PG&E listed $51.69 billion in debts and $71.39 billion in assets in its Jan. 29 bankruptcy filing, seeking to reorganize its shattered finances that have been overshadowed by a mountain of potential liabilities arising from the lethal infernos of the last two years.
“To the extent that 2019 is a bad wildfire season, the 2019 victims could end up draining PG&E of a lot of value” that might otherwise have gone to the victims of 2017 and 2018, Ellias said.
This sort of outcome could generate plenty of controversy, according to a Wyco Researcher assessment posted on the Seeking Alpha investment site this week.
“From a political standpoint, there is going to be public outrage that 2019 (and as long as PG&E is in Ch.11) wildfire victims must be paid in full, but victims from 2017 and 2018 may get less than full recovery under a reorganization plan because they are in a lower priority class of unsecured claims,” stated Wyco Researcher, an investment research firm.
The forbidding outlook for those harmed by previous infernos has emerged at the same time that victims of the November 2018 Camp Fire in Butte County have lodged a class action complaint against PG&E. The class action was filed with the bankruptcy court on Feb. 13.

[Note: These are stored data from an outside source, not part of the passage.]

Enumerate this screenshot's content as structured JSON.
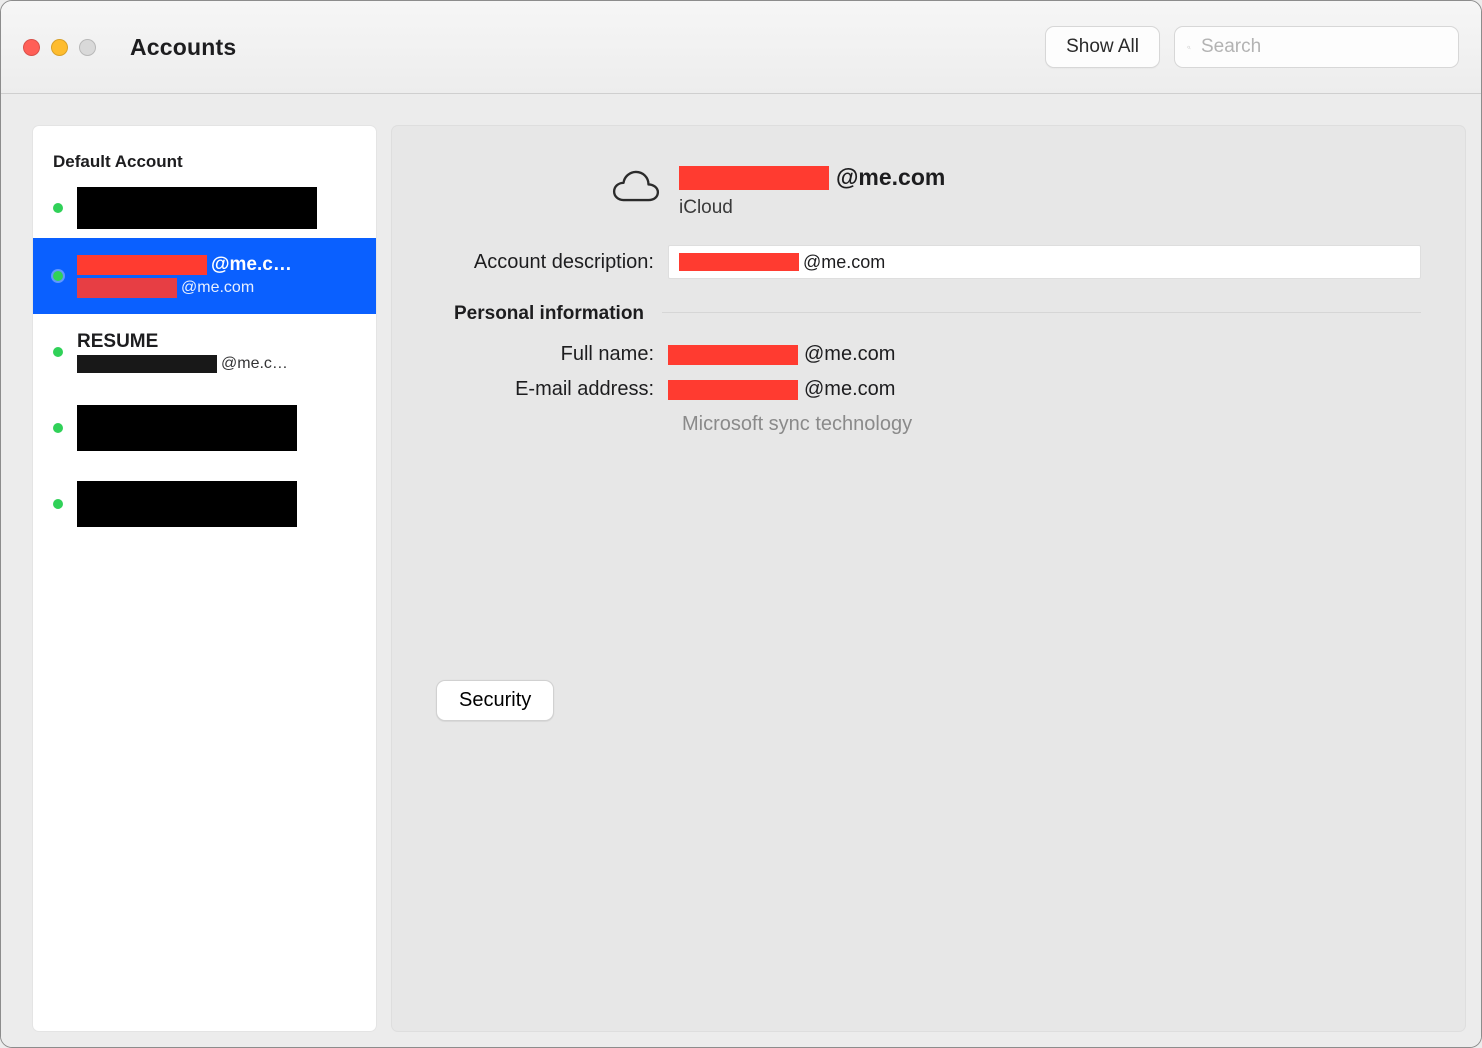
{
  "window": {
    "title": "Accounts"
  },
  "toolbar": {
    "show_all_label": "Show All",
    "search_placeholder": "Search"
  },
  "sidebar": {
    "header": "Default Account",
    "items": [
      {
        "selected": false
      },
      {
        "selected": true,
        "title_suffix": "@me.c…",
        "subtitle_suffix": "@me.com"
      },
      {
        "selected": false,
        "title": "RESUME",
        "subtitle_suffix": "@me.c…"
      },
      {
        "selected": false
      },
      {
        "selected": false
      }
    ]
  },
  "detail": {
    "email_suffix": "@me.com",
    "account_type": "iCloud",
    "description_label": "Account description:",
    "description_value_suffix": "@me.com",
    "personal_info_heading": "Personal information",
    "full_name_label": "Full name:",
    "full_name_value_suffix": "@me.com",
    "email_label": "E-mail address:",
    "email_value_suffix": "@me.com",
    "sync_note": "Microsoft sync technology",
    "security_button": "Security"
  }
}
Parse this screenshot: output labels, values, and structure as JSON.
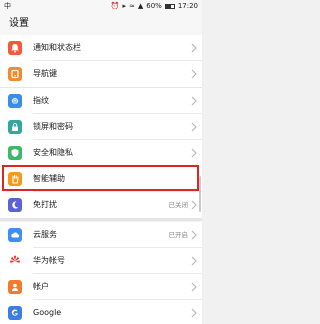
{
  "status_bar": {
    "signal_text": "中",
    "battery_percent": "60%",
    "battery_level": 0.6,
    "time": "17:20"
  },
  "header": {
    "title": "设置"
  },
  "settings": [
    {
      "label": "通知和状态栏",
      "icon": "bell-icon",
      "color": "#f15a3a",
      "value": ""
    },
    {
      "label": "导航键",
      "icon": "navigation-key-icon",
      "color": "#f18a2e",
      "value": ""
    },
    {
      "label": "指纹",
      "icon": "fingerprint-icon",
      "color": "#3a8ee6",
      "value": ""
    },
    {
      "label": "锁屏和密码",
      "icon": "lock-icon",
      "color": "#2fa8a0",
      "value": ""
    },
    {
      "label": "安全和隐私",
      "icon": "shield-icon",
      "color": "#3cb86b",
      "value": ""
    },
    {
      "label": "智能辅助",
      "icon": "hand-icon",
      "color": "#f39a1d",
      "value": ""
    },
    {
      "label": "免打扰",
      "icon": "moon-icon",
      "color": "#5a62d6",
      "value": "已关闭"
    },
    {
      "label": "云服务",
      "icon": "cloud-icon",
      "color": "#3f8ef0",
      "value": "已开启"
    },
    {
      "label": "华为帐号",
      "icon": "huawei-icon",
      "color": "#e5322d",
      "value": ""
    },
    {
      "label": "帐户",
      "icon": "account-icon",
      "color": "#f47a2c",
      "value": ""
    },
    {
      "label": "Google",
      "icon": "google-icon",
      "color": "#3b7fe0",
      "value": ""
    }
  ],
  "highlight": {
    "target_label": "智能辅助",
    "color": "#e02424"
  }
}
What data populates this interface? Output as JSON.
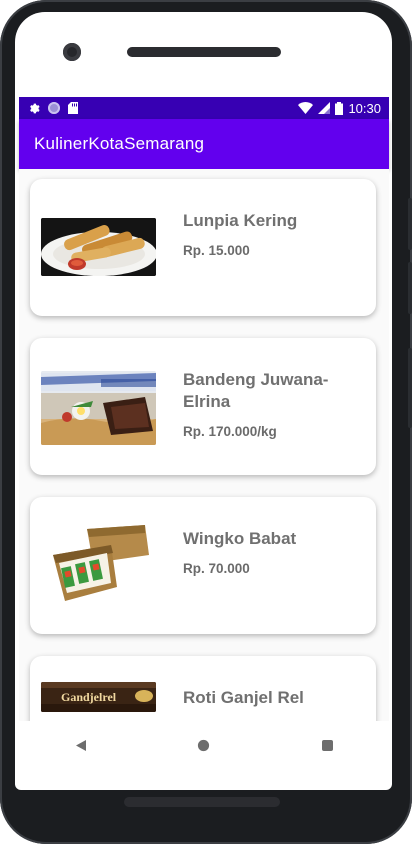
{
  "status_bar": {
    "time": "10:30",
    "left_icons": [
      "gear-icon",
      "circle-icon",
      "sd-card-icon"
    ],
    "right_icons": [
      "wifi-icon",
      "signal-icon",
      "battery-icon"
    ]
  },
  "app_bar": {
    "title": "KulinerKotaSemarang",
    "color": "#6200ee",
    "status_color": "#3700b3"
  },
  "items": [
    {
      "name": "Lunpia Kering",
      "price": "Rp. 15.000",
      "image": "lunpia-image"
    },
    {
      "name": "Bandeng Juwana-Elrina",
      "price": "Rp. 170.000/kg",
      "image": "bandeng-image"
    },
    {
      "name": "Wingko Babat",
      "price": "Rp. 70.000",
      "image": "wingko-image"
    },
    {
      "name": "Roti Ganjel Rel",
      "price": "",
      "image": "roti-image",
      "image_text": "Gandjelrel"
    }
  ],
  "nav_bar": {
    "icons": [
      "back-icon",
      "home-icon",
      "recents-icon"
    ]
  }
}
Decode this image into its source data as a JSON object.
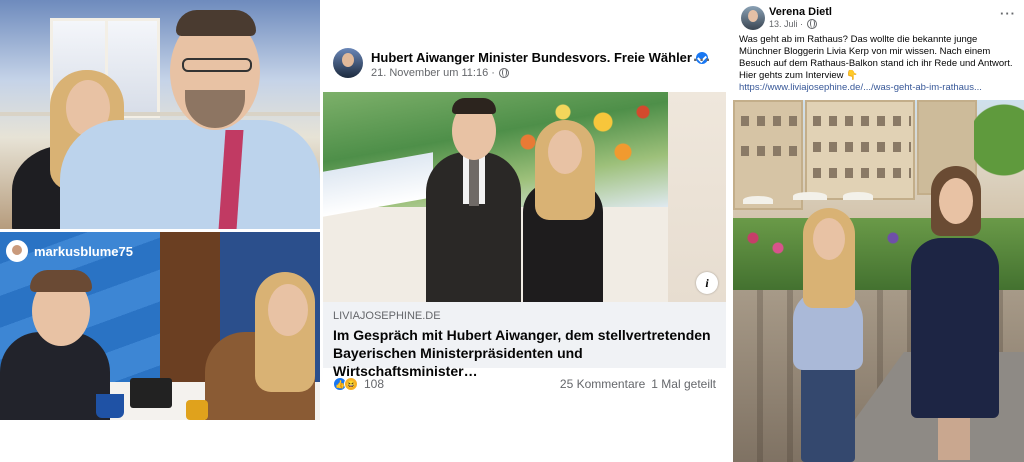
{
  "instagram_tag": {
    "username": "markusblume75"
  },
  "post_center": {
    "author": "Hubert Aiwanger Minister Bundesvors. Freie Wähler",
    "date": "21. November um 11:16 ·",
    "more": "···",
    "info": "i",
    "link_domain": "LIVIAJOSEPHINE.DE",
    "link_title": "Im Gespräch mit Hubert Aiwanger, dem stellvertretenden Bayerischen Ministerpräsidenten und Wirtschaftsminister…",
    "reactions": {
      "like": "👍",
      "haha": "😆",
      "count": "108"
    },
    "comments": "25 Kommentare",
    "shares": "1 Mal geteilt"
  },
  "post_right": {
    "author": "Verena Dietl",
    "date": "13. Juli ·",
    "more": "···",
    "text": "Was geht ab im Rathaus? Das wollte die bekannte junge Münchner Bloggerin Livia Kerp von mir wissen. Nach einem Besuch auf dem Rathaus-Balkon stand ich ihr Rede und Antwort. Hier gehts zum Interview 👇",
    "link": "https://www.liviajosephine.de/.../was-geht-ab-im-rathaus..."
  },
  "colors": {
    "facebook_blue": "#1877f2",
    "link_blue": "#385898",
    "meta_grey": "#65676b",
    "link_box_bg": "#f0f2f5"
  }
}
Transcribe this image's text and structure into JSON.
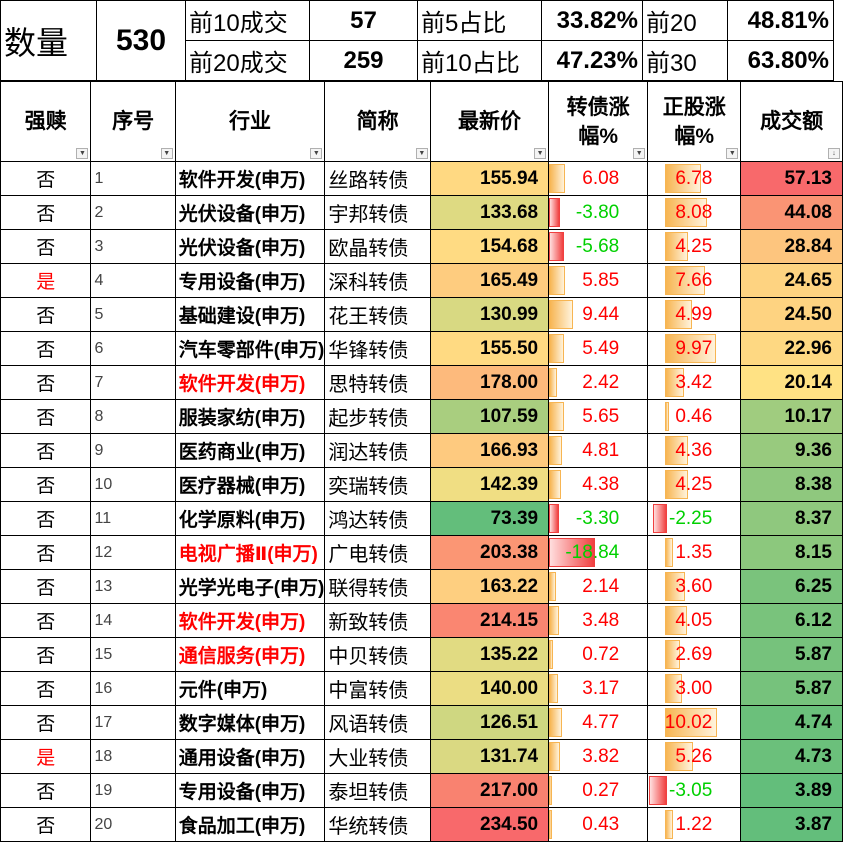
{
  "summary": {
    "count_label": "数量",
    "count_value": "530",
    "rows": [
      {
        "a_label": "前10成交",
        "a_value": "57",
        "b_label": "前5占比",
        "b_value": "33.82%",
        "c_label": "前20",
        "c_value": "48.81%"
      },
      {
        "a_label": "前20成交",
        "a_value": "259",
        "b_label": "前10占比",
        "b_value": "47.23%",
        "c_label": "前30",
        "c_value": "63.80%"
      }
    ]
  },
  "headers": {
    "redeem": "强赎",
    "seq": "序号",
    "industry": "行业",
    "name": "简称",
    "price": "最新价",
    "bond_chg_1": "转债涨",
    "bond_chg_2": "幅%",
    "stock_chg_1": "正股涨",
    "stock_chg_2": "幅%",
    "amount": "成交额"
  },
  "colors": {
    "positive_text": "#ff0000",
    "negative_text": "#00d000",
    "bar_positive": "#f7b552",
    "bar_negative": "#f04040",
    "scale_low": "#63be7b",
    "scale_mid": "#ffe284",
    "scale_high": "#f8696b"
  },
  "rows": [
    {
      "redeem": "否",
      "seq": "1",
      "industry": "软件开发(申万)",
      "industry_red": false,
      "name": "丝路转债",
      "price": "155.94",
      "bond_chg": "6.08",
      "stock_chg": "6.78",
      "amount": "57.13"
    },
    {
      "redeem": "否",
      "seq": "2",
      "industry": "光伏设备(申万)",
      "industry_red": false,
      "name": "宇邦转债",
      "price": "133.68",
      "bond_chg": "-3.80",
      "stock_chg": "8.08",
      "amount": "44.08"
    },
    {
      "redeem": "否",
      "seq": "3",
      "industry": "光伏设备(申万)",
      "industry_red": false,
      "name": "欧晶转债",
      "price": "154.68",
      "bond_chg": "-5.68",
      "stock_chg": "4.25",
      "amount": "28.84"
    },
    {
      "redeem": "是",
      "seq": "4",
      "industry": "专用设备(申万)",
      "industry_red": false,
      "name": "深科转债",
      "price": "165.49",
      "bond_chg": "5.85",
      "stock_chg": "7.66",
      "amount": "24.65"
    },
    {
      "redeem": "否",
      "seq": "5",
      "industry": "基础建设(申万)",
      "industry_red": false,
      "name": "花王转债",
      "price": "130.99",
      "bond_chg": "9.44",
      "stock_chg": "4.99",
      "amount": "24.50"
    },
    {
      "redeem": "否",
      "seq": "6",
      "industry": "汽车零部件(申万)",
      "industry_red": false,
      "name": "华锋转债",
      "price": "155.50",
      "bond_chg": "5.49",
      "stock_chg": "9.97",
      "amount": "22.96"
    },
    {
      "redeem": "否",
      "seq": "7",
      "industry": "软件开发(申万)",
      "industry_red": true,
      "name": "思特转债",
      "price": "178.00",
      "bond_chg": "2.42",
      "stock_chg": "3.42",
      "amount": "20.14"
    },
    {
      "redeem": "否",
      "seq": "8",
      "industry": "服装家纺(申万)",
      "industry_red": false,
      "name": "起步转债",
      "price": "107.59",
      "bond_chg": "5.65",
      "stock_chg": "0.46",
      "amount": "10.17"
    },
    {
      "redeem": "否",
      "seq": "9",
      "industry": "医药商业(申万)",
      "industry_red": false,
      "name": "润达转债",
      "price": "166.93",
      "bond_chg": "4.81",
      "stock_chg": "4.36",
      "amount": "9.36"
    },
    {
      "redeem": "否",
      "seq": "10",
      "industry": "医疗器械(申万)",
      "industry_red": false,
      "name": "奕瑞转债",
      "price": "142.39",
      "bond_chg": "4.38",
      "stock_chg": "4.25",
      "amount": "8.38"
    },
    {
      "redeem": "否",
      "seq": "11",
      "industry": "化学原料(申万)",
      "industry_red": false,
      "name": "鸿达转债",
      "price": "73.39",
      "bond_chg": "-3.30",
      "stock_chg": "-2.25",
      "amount": "8.37"
    },
    {
      "redeem": "否",
      "seq": "12",
      "industry": "电视广播Ⅱ(申万)",
      "industry_red": true,
      "name": "广电转债",
      "price": "203.38",
      "bond_chg": "-18.84",
      "stock_chg": "1.35",
      "amount": "8.15"
    },
    {
      "redeem": "否",
      "seq": "13",
      "industry": "光学光电子(申万)",
      "industry_red": false,
      "name": "联得转债",
      "price": "163.22",
      "bond_chg": "2.14",
      "stock_chg": "3.60",
      "amount": "6.25"
    },
    {
      "redeem": "否",
      "seq": "14",
      "industry": "软件开发(申万)",
      "industry_red": true,
      "name": "新致转债",
      "price": "214.15",
      "bond_chg": "3.48",
      "stock_chg": "4.05",
      "amount": "6.12"
    },
    {
      "redeem": "否",
      "seq": "15",
      "industry": "通信服务(申万)",
      "industry_red": true,
      "name": "中贝转债",
      "price": "135.22",
      "bond_chg": "0.72",
      "stock_chg": "2.69",
      "amount": "5.87"
    },
    {
      "redeem": "否",
      "seq": "16",
      "industry": "元件(申万)",
      "industry_red": false,
      "name": "中富转债",
      "price": "140.00",
      "bond_chg": "3.17",
      "stock_chg": "3.00",
      "amount": "5.87"
    },
    {
      "redeem": "否",
      "seq": "17",
      "industry": "数字媒体(申万)",
      "industry_red": false,
      "name": "风语转债",
      "price": "126.51",
      "bond_chg": "4.77",
      "stock_chg": "10.02",
      "amount": "4.74"
    },
    {
      "redeem": "是",
      "seq": "18",
      "industry": "通用设备(申万)",
      "industry_red": false,
      "name": "大业转债",
      "price": "131.74",
      "bond_chg": "3.82",
      "stock_chg": "5.26",
      "amount": "4.73"
    },
    {
      "redeem": "否",
      "seq": "19",
      "industry": "专用设备(申万)",
      "industry_red": false,
      "name": "泰坦转债",
      "price": "217.00",
      "bond_chg": "0.27",
      "stock_chg": "-3.05",
      "amount": "3.89"
    },
    {
      "redeem": "否",
      "seq": "20",
      "industry": "食品加工(申万)",
      "industry_red": false,
      "name": "华统转债",
      "price": "234.50",
      "bond_chg": "0.43",
      "stock_chg": "1.22",
      "amount": "3.87"
    }
  ]
}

The litigation claims that PG&E failed to properly maintain its aging electricity and power transmission system and didn’t take preventative measures such as de-energizing power lines during hazardous conditions.
“PG&E’s dereliction of these duties resulted in the deadliest and most destructive wildfire in California history,” according to the class action complaint that was made part of the PG&E bankruptcy case.
The class action claimed that PG&E was negligent, caused a private and public nuisance, violated state laws, and violated health and safety codes. The litigation also seeks to apply a California doctrine called inverse condemnation, whereby PG&E and other major power companies in the state could be strictly liable if their equipment was a substantial cause of a fire, even if the utility followed established inspection and safety rules.
David Herndon, Julia Herndon, Gabriell Herndon, Jedidiah Herndon and Estafania Miranda, all Butte County residents, were listed as the principal plaintiffs in the class action arising from the Camp Fire, bankruptcy court records show.
“This catastrophe was preventable,” the class action claimed, the court papers show.